Eine konsequente Umsetzung der SDGs wird aber
auch davon abhängen, ob ausreichend finanzielle Mittel
bereitgestellt und weitere Ressourcen mobilisiert werden, um die Entwicklungsländer dabei zu unterstützen,
ihre Verschuldung abzubauen . Die SDGs enthalten die
klare Handlungsaufforderung - auch an die Bundesregierung -, die politischen Weichen in der Außen- und
internationalen Wirtschafts- und Handelspolitik neu zu
stellen . In diesem Zusammenhang stimmten aber schon
die Ergebnisse der dritten internationalen Konferenz über
Entwicklungsfinanzierung im Juli 2015 wenig hoffnungsvoll . Die reichen Industriestaaten schmetterten Vorstöße
der G 77 für eine gerechte soziale Entwicklung ab und
zielten stattdessen auf die Eigeninitiative der armen Länder und einen stärkeren Beitrag privater Unternehmen .
Auch in Ihrem Antrag ist an keiner Stelle die Rede von
einer Abschaffung der gerade für Entwicklungsländer
extrem schädlichen Subventionen, etwa im Agrarbereich .
An keiner Stelle findet sich eine Aussage zur deutschen
oder europäischen Handelspolitik oder eine Aussage zu
einem gerechten globalen Steuersystem auf der Basis
gleichberechtigter Mitbestimmung der Entwicklungsländer im Kontext der Vereinten Nationen . Das ist kein
glaubwürdiges Eintreten gegen Steuerflucht.
({0})
Mehr soziale Gerechtigkeit als Grundlage für nachhaltige Entwicklung weltweit wird ohne Umverteilung
von Reichtum und eine Demokratisierung der globalen
politischen Strukturen nicht möglich sein . Vor allem aber
müssen wir die Frage von sozialer Gerechtigkeit gemeinsam mit der Friedensfrage diskutieren . Es waren gerade
die Interventionen und Kriege des Westens in den vergangenen Jahren, die für Elend und Armut, für Millionen
von Flüchtlingen und verlorene Zukunftsperspektiven
verantwortlich sind . Diese Zusammenhänge nicht nur,
wie von Ihnen gefordert, zu verdeutlichen, sondern sie
durch klare Handlungsaufforderungen in eine kohärente
und verantwortungsvolle Politik zu übersetzen, verlangt
mehr Konsequenz, als in Ihrem Antrag zu erkennen ist .
Vielen Dank .
({1})
Nächste Rednerin ist die Parlamentarische Staatssekretärin Rita Schwarzelühr-Sutter .
({0})
Rita Schwarzelühr-Sutter, Parl . Staatssekretärin bei
der Bundesministerin für Umwelt, Naturschutz, Bau und
Reaktorsicherheit:
Sehr geehrter Herr Präsident!
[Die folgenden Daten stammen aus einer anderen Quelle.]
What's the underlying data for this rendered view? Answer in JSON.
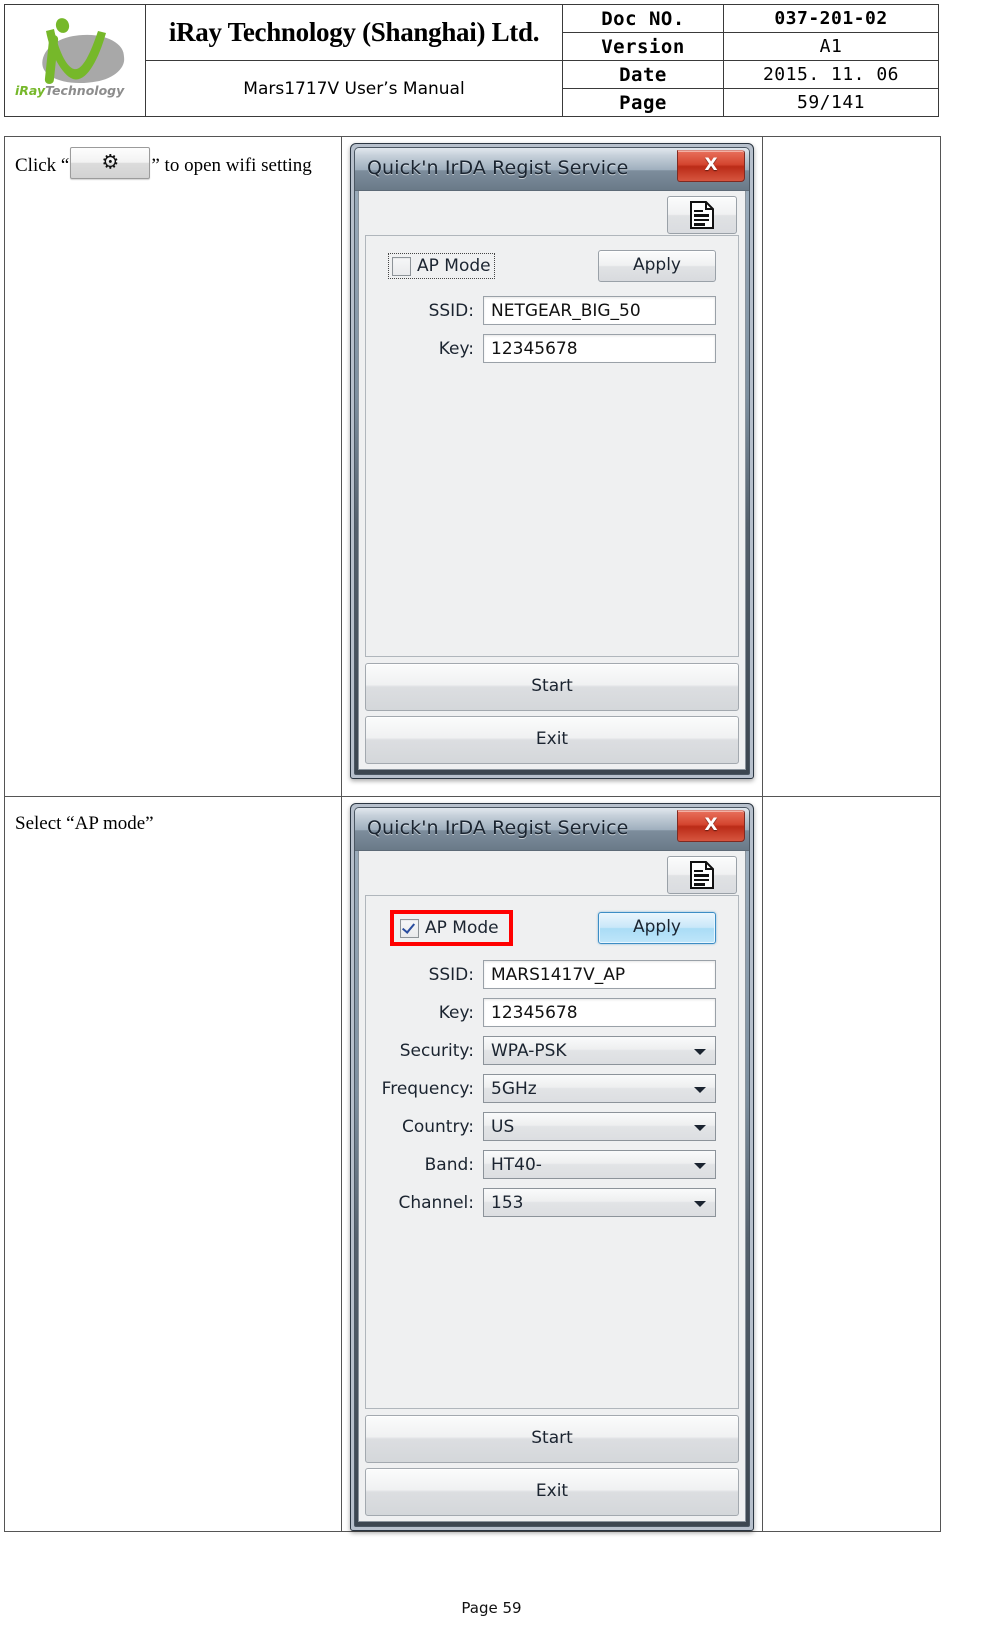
{
  "header": {
    "company": "iRay Technology (Shanghai) Ltd.",
    "manual": "Mars1717V User’s Manual",
    "logo_text_green": "iRay",
    "logo_text_gray": "Technology",
    "fields": [
      {
        "label": "Doc NO.",
        "value": "037-201-02"
      },
      {
        "label": "Version",
        "value": "A1"
      },
      {
        "label": "Date",
        "value": "2015. 11. 06"
      },
      {
        "label": "Page",
        "value": "59/141"
      }
    ]
  },
  "steps": [
    {
      "text_before": "Click “",
      "button_icon": "gear-icon",
      "text_after": "” to open wifi setting"
    },
    {
      "text": "Select “AP mode”"
    }
  ],
  "dialog1": {
    "title": "Quick'n IrDA Regist Service",
    "close_label": "X",
    "doc_button_icon": "document-icon",
    "ap_mode_label": "AP Mode",
    "ap_mode_checked": false,
    "apply_label": "Apply",
    "fields": [
      {
        "label": "SSID:",
        "value": "NETGEAR_BIG_50",
        "type": "text"
      },
      {
        "label": "Key:",
        "value": "12345678",
        "type": "text"
      }
    ],
    "start_label": "Start",
    "exit_label": "Exit"
  },
  "dialog2": {
    "title": "Quick'n IrDA Regist Service",
    "close_label": "X",
    "doc_button_icon": "document-icon",
    "ap_mode_label": "AP Mode",
    "ap_mode_checked": true,
    "apply_label": "Apply",
    "highlight_color": "#ff0000",
    "fields": [
      {
        "label": "SSID:",
        "value": "MARS1417V_AP",
        "type": "text"
      },
      {
        "label": "Key:",
        "value": "12345678",
        "type": "text"
      },
      {
        "label": "Security:",
        "value": "WPA-PSK",
        "type": "combo"
      },
      {
        "label": "Frequency:",
        "value": "5GHz",
        "type": "combo"
      },
      {
        "label": "Country:",
        "value": "US",
        "type": "combo"
      },
      {
        "label": "Band:",
        "value": "HT40-",
        "type": "combo"
      },
      {
        "label": "Channel:",
        "value": "153",
        "type": "combo"
      }
    ],
    "start_label": "Start",
    "exit_label": "Exit"
  },
  "footer": {
    "page": "Page 59"
  }
}
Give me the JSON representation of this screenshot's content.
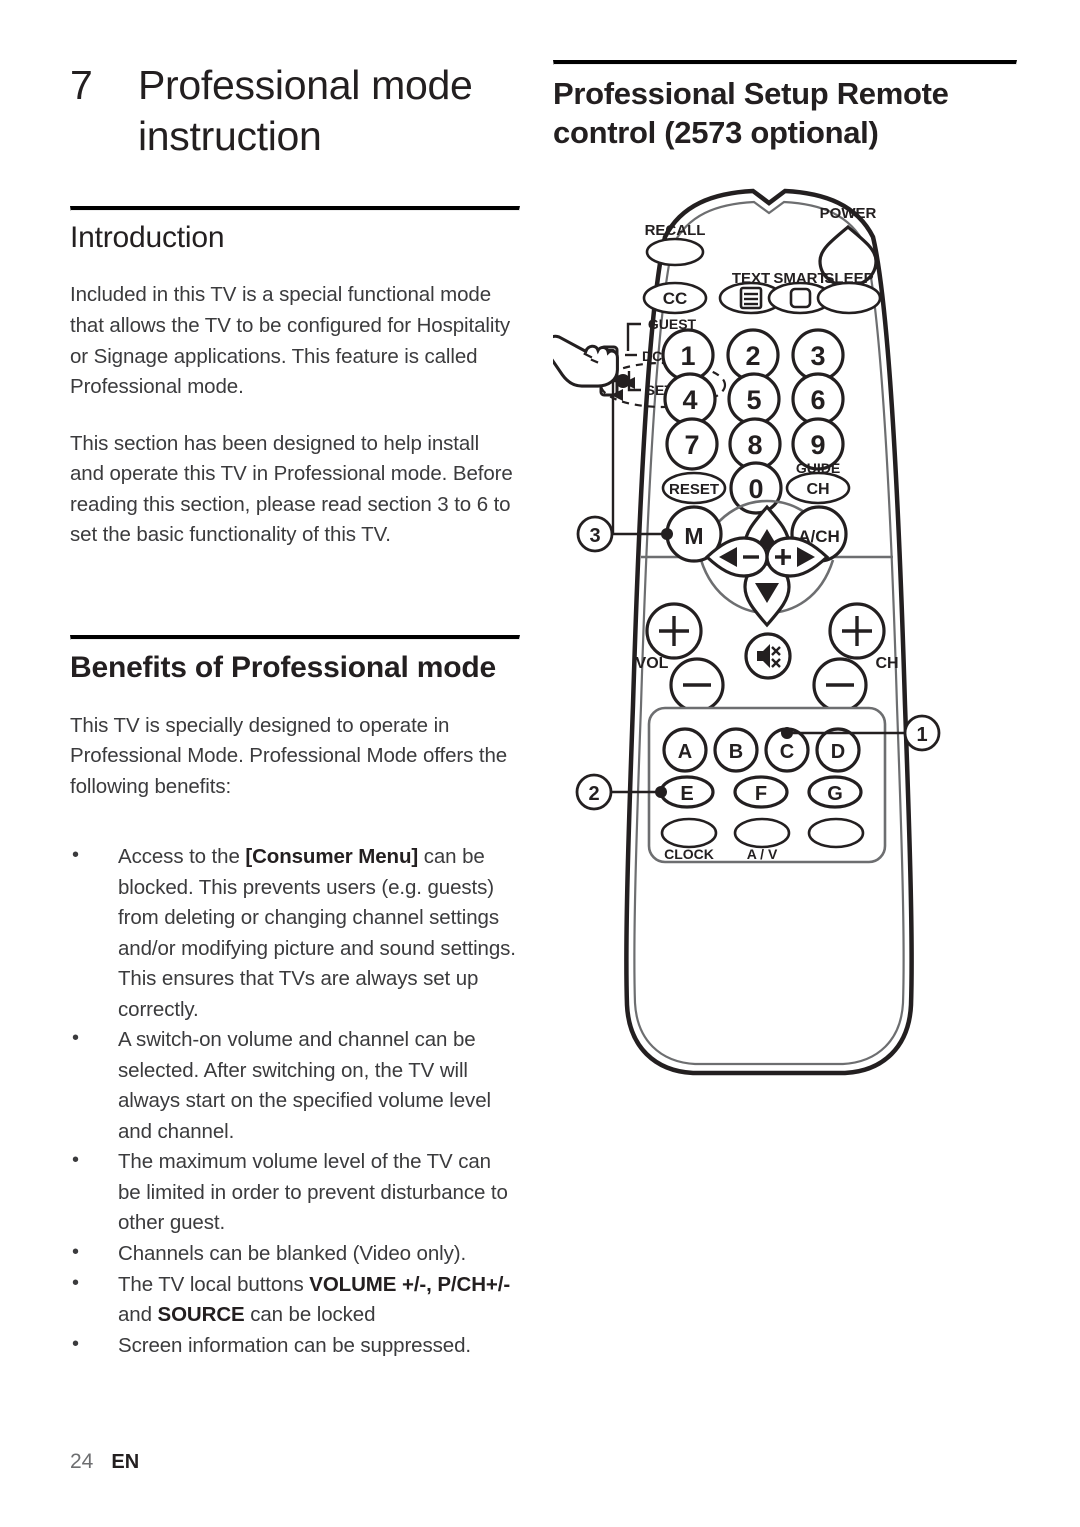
{
  "page": {
    "chapter_number": "7",
    "chapter_title": "Professional mode instruction",
    "footer_page": "24",
    "footer_lang": "EN"
  },
  "left_column": {
    "intro_heading": "Introduction",
    "intro_paragraph_1": "Included in this TV is a special functional mode that allows the TV to be configured for Hospitality or Signage applications. This feature is called Professional mode.",
    "intro_paragraph_2": "This section has been designed to help install and operate this TV in Professional mode. Before reading this section, please read section 3 to 6 to set the basic functionality of this TV.",
    "benefits_heading": "Benefits of Professional mode",
    "benefits_paragraph": "This TV is specially designed to operate in Professional Mode. Professional Mode offers the following benefits:",
    "bullets": [
      {
        "pre": "Access to the ",
        "bold": "[Consumer Menu]",
        "post": " can be blocked.  This prevents users (e.g. guests) from deleting or changing channel settings and/or modifying picture and sound settings. This ensures that TVs are always set up correctly."
      },
      {
        "pre": "A switch-on volume and channel can be selected.  After switching on, the TV will always start on the specified volume level and channel.",
        "bold": "",
        "post": ""
      },
      {
        "pre": "The maximum volume level of the TV can be limited in order to prevent disturbance to other guest.",
        "bold": "",
        "post": ""
      },
      {
        "pre": "Channels can be blanked (Video only).",
        "bold": "",
        "post": ""
      },
      {
        "pre": "The TV local buttons ",
        "bold": "VOLUME +/-, P/CH+/-",
        "post": " and ",
        "bold2": "SOURCE",
        "post2": " can be locked"
      },
      {
        "pre": "Screen information can be suppressed.",
        "bold": "",
        "post": ""
      }
    ]
  },
  "right_column": {
    "heading": "Professional Setup Remote control (2573 optional)"
  },
  "remote": {
    "labels": {
      "recall": "RECALL",
      "power": "POWER",
      "cc": "CC",
      "text": "TEXT",
      "smart": "SMART",
      "sleep": "SLEEP",
      "guest": "GUEST",
      "dcm": "DCM",
      "setup": "SETUP",
      "reset": "RESET",
      "guide": "GUIDE",
      "ch_guide": "CH",
      "menu": "M",
      "ach": "A/CH",
      "vol": "VOL",
      "ch": "CH",
      "clock": "CLOCK",
      "av": "A / V"
    },
    "keypad": [
      "1",
      "2",
      "3",
      "4",
      "5",
      "6",
      "7",
      "8",
      "9",
      "0"
    ],
    "color_keys": [
      "A",
      "B",
      "C",
      "D",
      "E",
      "F",
      "G"
    ],
    "nav": {
      "up": "▲",
      "down": "▼",
      "left_minus": "◄−",
      "right_plus": "+►",
      "vol_plus": "+",
      "vol_minus": "−",
      "ch_plus": "+",
      "ch_minus": "−"
    },
    "callouts": [
      "1",
      "2",
      "3"
    ],
    "colors": {
      "outline": "#231f20",
      "inner": "#6d6e70",
      "fill": "#ffffff"
    }
  }
}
Liebe Kolleginnen und
Kollegen! Ich bin ein wenig irritiert durch Ihre Rede,
Frau Menz . Die 2030-Agenda, die die Staats- und Regierungschefs im September letzten Jahres in New York
beschlossen haben - und die G 77 waren dabei -, ist ein
Meilenstein für einen weltweiten Wandel hin zu einer
nachhaltigeren Wirtschaftsweise . Es hat in den Verhandlungen viel Überzeugungskraft gefordert, dass alle mit
im Boot sind . Deshalb noch einmal zur Erinnerung: Auch
die G 77 waren dabei .
Nachhaltigkeit soll gemäß dieser Agenda zum Grundprinzip politischer Entscheidungen sowie aller gesellschaftlichen Handlungen werden; denn beides hängt eng
zusammen, sowohl in den Entwicklungsländern als auch
in den Industrieländern . Die Umsetzung der Agenda erfordert eine intensive Zusammenarbeit aller gesellschaftlichen Kräfte . Gemeinsam mit der Wirtschaft, mit den
NGOs, mit den Akteuren verfolgt die Bundesregierung
unter Federführung von BMUB und BMZ das Ziel einer wirtschaftlich, ökologisch und sozial nachhaltigen
Entwicklung in Deutschland selbst und ist bereit, andere
Länder hierbei zu unterstützen .
Die 17 Ziele für nachhaltige Entwicklung, die das
Herzstück der 2030-Agenda bilden - es gibt auch noch
169 Unterziele -, fordern ein Umsteuern aller Staaten hin
zu einer umweltverträglicheren, sozial inklusiven Wirtschaftsweise . Sie fordern menschenwürdige Arbeit für
alle, den Schutz von Arbeitnehmer- und Menschenrechten und ein verantwortungsvolles, umweltschonendes
Wirtschaften entlang der Produktions- und Lieferkette .
({1})
Die Produktions- und Lieferkette ist das eine, unsere
Konsummuster sind das andere . Beides gehört zusammen, und deshalb ist auch die Gesellschaft gefordert .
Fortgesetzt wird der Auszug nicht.